Land of The Lost, die erste Platte der zweiten Trilogie, bringt einem Wunderwerke zu Gehör, der Nachfolger Follow Blind formuliert die Sound-Strategie weiter aus, und die Kommunikation der Instrumente verfolgt einen bis tief ins Unterbewusstsein. The Circle endet 1988 schließlich mit einer versöhnlichen Gelassenheit, bei der man ahnt: Das ist es, das Erwachsensein.

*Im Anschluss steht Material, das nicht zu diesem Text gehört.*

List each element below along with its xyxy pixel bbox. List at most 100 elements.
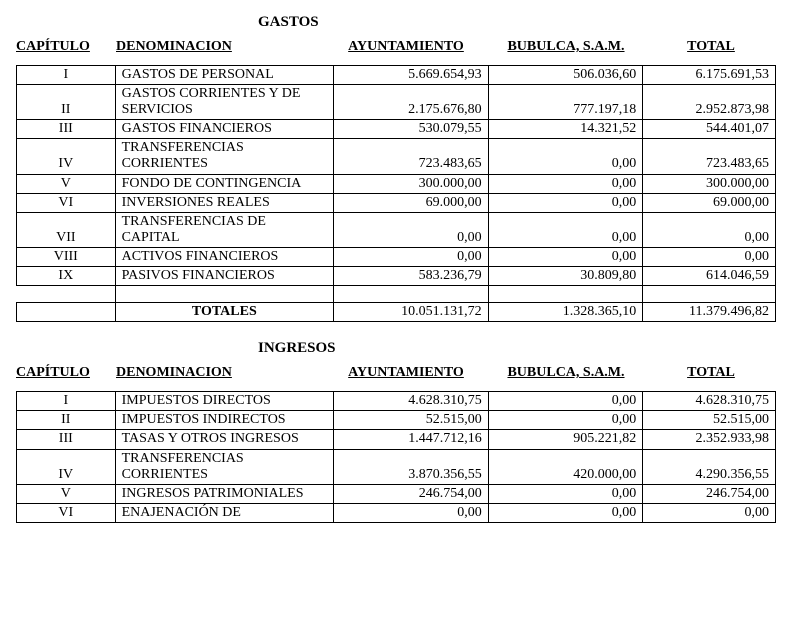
header-bubulca: BUBULCA, S.A.M. [486, 365, 646, 381]
cell-total: 544.401,07 [643, 120, 776, 139]
header-total: TOTAL [646, 39, 776, 55]
cell-capitulo: I [17, 66, 116, 85]
cell-ayuntamiento: 583.236,79 [334, 267, 489, 286]
cell-denominacion: INGRESOS PATRIMONIALES [115, 484, 334, 503]
cell-denominacion: GASTOS DE PERSONAL [115, 66, 333, 85]
cell-total: 0,00 [643, 503, 776, 522]
table-row: IIITASAS Y OTROS INGRESOS1.447.712,16905… [17, 430, 776, 449]
cell-bubulca: 0,00 [488, 247, 643, 266]
cell-ayuntamiento: 0,00 [334, 212, 489, 247]
header-denominacion: DENOMINACION [116, 365, 326, 381]
cell-denominacion: PASIVOS FINANCIEROS [115, 267, 333, 286]
cell-denominacion: TRANSFERENCIAS CORRIENTES [115, 139, 333, 174]
cell-bubulca: 30.809,80 [488, 267, 643, 286]
cell-bubulca: 0,00 [488, 174, 643, 193]
ingresos-headers: CAPÍTULO DENOMINACION AYUNTAMIENTO BUBUL… [8, 365, 792, 381]
cell-total: 723.483,65 [643, 139, 776, 174]
header-total: TOTAL [646, 365, 776, 381]
cell-ayuntamiento: 52.515,00 [334, 411, 489, 430]
header-capitulo: CAPÍTULO [8, 39, 116, 55]
cell-capitulo: III [17, 430, 116, 449]
cell-ayuntamiento: 3.870.356,55 [334, 449, 489, 484]
cell-bubulca: 905.221,82 [488, 430, 643, 449]
table-row: VIITRANSFERENCIAS DE CAPITAL0,000,000,00 [17, 212, 776, 247]
cell-denominacion: INVERSIONES REALES [115, 193, 333, 212]
cell-total: 4.290.356,55 [643, 449, 776, 484]
cell-capitulo [17, 303, 116, 322]
table-row: VINGRESOS PATRIMONIALES246.754,000,00246… [17, 484, 776, 503]
cell-capitulo: VIII [17, 247, 116, 266]
cell-denominacion: TRANSFERENCIAS DE CAPITAL [115, 212, 333, 247]
cell-totales-label: TOTALES [115, 303, 333, 322]
cell-bubulca: 0,00 [488, 411, 643, 430]
cell-capitulo: IV [17, 449, 116, 484]
table-row: VFONDO DE CONTINGENCIA300.000,000,00300.… [17, 174, 776, 193]
cell-total: 614.046,59 [643, 267, 776, 286]
table-row: IXPASIVOS FINANCIEROS583.236,7930.809,80… [17, 267, 776, 286]
table-row: IGASTOS DE PERSONAL5.669.654,93506.036,6… [17, 66, 776, 85]
cell-capitulo: VI [17, 193, 116, 212]
cell-total: 246.754,00 [643, 484, 776, 503]
cell-ayuntamiento: 300.000,00 [334, 174, 489, 193]
cell-capitulo: IV [17, 139, 116, 174]
cell-total: 69.000,00 [643, 193, 776, 212]
cell-total: 6.175.691,53 [643, 66, 776, 85]
cell-total: 0,00 [643, 212, 776, 247]
cell-total: 2.352.933,98 [643, 430, 776, 449]
cell-ayuntamiento: 246.754,00 [334, 484, 489, 503]
ingresos-title: INGRESOS [8, 340, 792, 357]
gastos-table: IGASTOS DE PERSONAL5.669.654,93506.036,6… [16, 65, 776, 322]
cell-denominacion: ACTIVOS FINANCIEROS [115, 247, 333, 266]
cell-ayuntamiento: 1.447.712,16 [334, 430, 489, 449]
cell-ayuntamiento: 0,00 [334, 503, 489, 522]
spacer-row [17, 286, 776, 303]
cell-bubulca: 0,00 [488, 139, 643, 174]
ingresos-table: IIMPUESTOS DIRECTOS4.628.310,750,004.628… [16, 391, 776, 523]
cell-total: 0,00 [643, 247, 776, 266]
cell-total: 300.000,00 [643, 174, 776, 193]
table-row: IVTRANSFERENCIAS CORRIENTES3.870.356,554… [17, 449, 776, 484]
cell-ayuntamiento: 0,00 [334, 247, 489, 266]
cell-bubulca: 1.328.365,10 [488, 303, 643, 322]
cell-bubulca: 777.197,18 [488, 85, 643, 120]
cell-capitulo: II [17, 411, 116, 430]
gastos-title: GASTOS [8, 14, 792, 31]
header-bubulca: BUBULCA, S.A.M. [486, 39, 646, 55]
table-row: IIMPUESTOS DIRECTOS4.628.310,750,004.628… [17, 392, 776, 411]
cell-capitulo: IX [17, 267, 116, 286]
cell-ayuntamiento: 2.175.676,80 [334, 85, 489, 120]
cell-bubulca: 14.321,52 [488, 120, 643, 139]
cell-ayuntamiento: 69.000,00 [334, 193, 489, 212]
table-row: IIIMPUESTOS INDIRECTOS52.515,000,0052.51… [17, 411, 776, 430]
cell-bubulca: 0,00 [488, 392, 643, 411]
table-row: VIINVERSIONES REALES69.000,000,0069.000,… [17, 193, 776, 212]
table-row: IVTRANSFERENCIAS CORRIENTES723.483,650,0… [17, 139, 776, 174]
header-ayuntamiento: AYUNTAMIENTO [326, 39, 486, 55]
cell-capitulo: V [17, 484, 116, 503]
table-row: IIGASTOS CORRIENTES Y DE SERVICIOS2.175.… [17, 85, 776, 120]
cell-bubulca: 506.036,60 [488, 66, 643, 85]
cell-denominacion: IMPUESTOS INDIRECTOS [115, 411, 334, 430]
cell-total: 52.515,00 [643, 411, 776, 430]
cell-denominacion: GASTOS FINANCIEROS [115, 120, 333, 139]
totals-row: TOTALES10.051.131,721.328.365,1011.379.4… [17, 303, 776, 322]
table-row: VIIIACTIVOS FINANCIEROS0,000,000,00 [17, 247, 776, 266]
cell-bubulca: 0,00 [488, 503, 643, 522]
cell-bubulca: 0,00 [488, 212, 643, 247]
cell-capitulo: VI [17, 503, 116, 522]
cell-total: 4.628.310,75 [643, 392, 776, 411]
header-capitulo: CAPÍTULO [8, 365, 116, 381]
cell-ayuntamiento: 10.051.131,72 [334, 303, 489, 322]
cell-ayuntamiento: 723.483,65 [334, 139, 489, 174]
cell-ayuntamiento: 530.079,55 [334, 120, 489, 139]
cell-bubulca: 0,00 [488, 193, 643, 212]
gastos-headers: CAPÍTULO DENOMINACION AYUNTAMIENTO BUBUL… [8, 39, 792, 55]
cell-denominacion: IMPUESTOS DIRECTOS [115, 392, 334, 411]
cell-ayuntamiento: 5.669.654,93 [334, 66, 489, 85]
cell-bubulca: 0,00 [488, 484, 643, 503]
cell-ayuntamiento: 4.628.310,75 [334, 392, 489, 411]
cell-capitulo: VII [17, 212, 116, 247]
header-denominacion: DENOMINACION [116, 39, 326, 55]
cell-capitulo: III [17, 120, 116, 139]
table-row: IIIGASTOS FINANCIEROS530.079,5514.321,52… [17, 120, 776, 139]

Die Welt wartet derweil auf das Wipers Box Set Vol. 2, in dem diese Alben digital remastered vorgelegt werden, vielleicht sogar mit ein paar Bonusstücken. Man wird ja noch hoffen dürfen.
Weil heute Karfreitag ist, wurde nebenan im Soundtrack das gesittete “Be There” installiert, bei dem schon gestandene Kerle geheult haben wie die Wasserspeier.